Rail labor had voted to begin a strike on July 18 if President Biden did not intervene.
“I have been notified by the National Mediation Board that in its judgment these disputes threaten substantially to interrupt interstate commerce to a degree that would deprive a section of the country of essential transportation service,” Biden wrote in an executive order establishing the PEB.
The board will include a chair and two other members appointed by the president with no ties to either rail labor or railroads.
The board has 30 days to make settlement recommendations. Lockouts/strikes are prohibited during that time and for 30 days following the release of the report, pushing the timing for a potential labor strike to peak harvest time in mid-September. If rail carriers or rail labor reject the PEB recommendations, Congress can intervene, which it did in 1992 by creating a bill forbidding a lockout/strike.

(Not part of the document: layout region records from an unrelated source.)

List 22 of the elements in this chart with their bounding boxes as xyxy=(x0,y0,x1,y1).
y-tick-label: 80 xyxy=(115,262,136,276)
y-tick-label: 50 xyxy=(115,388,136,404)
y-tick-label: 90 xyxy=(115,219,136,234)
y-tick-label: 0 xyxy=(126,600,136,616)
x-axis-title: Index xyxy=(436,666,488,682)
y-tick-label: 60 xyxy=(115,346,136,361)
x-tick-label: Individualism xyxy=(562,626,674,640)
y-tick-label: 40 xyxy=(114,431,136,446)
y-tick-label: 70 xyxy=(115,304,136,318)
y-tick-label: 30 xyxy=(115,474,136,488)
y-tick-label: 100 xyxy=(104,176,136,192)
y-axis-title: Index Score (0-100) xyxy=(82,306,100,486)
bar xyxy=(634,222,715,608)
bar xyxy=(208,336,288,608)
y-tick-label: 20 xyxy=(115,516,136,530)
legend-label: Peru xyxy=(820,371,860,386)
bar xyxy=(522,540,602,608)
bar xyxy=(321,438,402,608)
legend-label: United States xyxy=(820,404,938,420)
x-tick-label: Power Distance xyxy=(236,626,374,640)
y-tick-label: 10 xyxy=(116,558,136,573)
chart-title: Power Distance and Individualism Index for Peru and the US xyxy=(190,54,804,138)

The rail industry’s 12 labor unions, which represent 125,000 employees, and most Class I railroads began the bargaining process more than two years ago to amend unionized rail worker wages, benefits and work rules.
In a July 1 letter to President Biden, NGFA and other shipper groups urged the administration to establish a PEB to “prevent catastrophic disruptions to the freight rail network.”
The rail network is experiencing significant service disruptions, the shippers noted, and an additional disruption of rail service related to a labor dispute would “push an already stressed rail network to the brink” and have immediate impacts on the nation’s supply chain.
“It is of critical importance to all sectors of the economy that these parties reach an amicable agreement and avoid any service disruption,” the letter noted. “Any rail work stoppage in the United States would exacerbate the ongoing supply chain challenges, upend the U.S. economy and hurt American consumers and jobs.”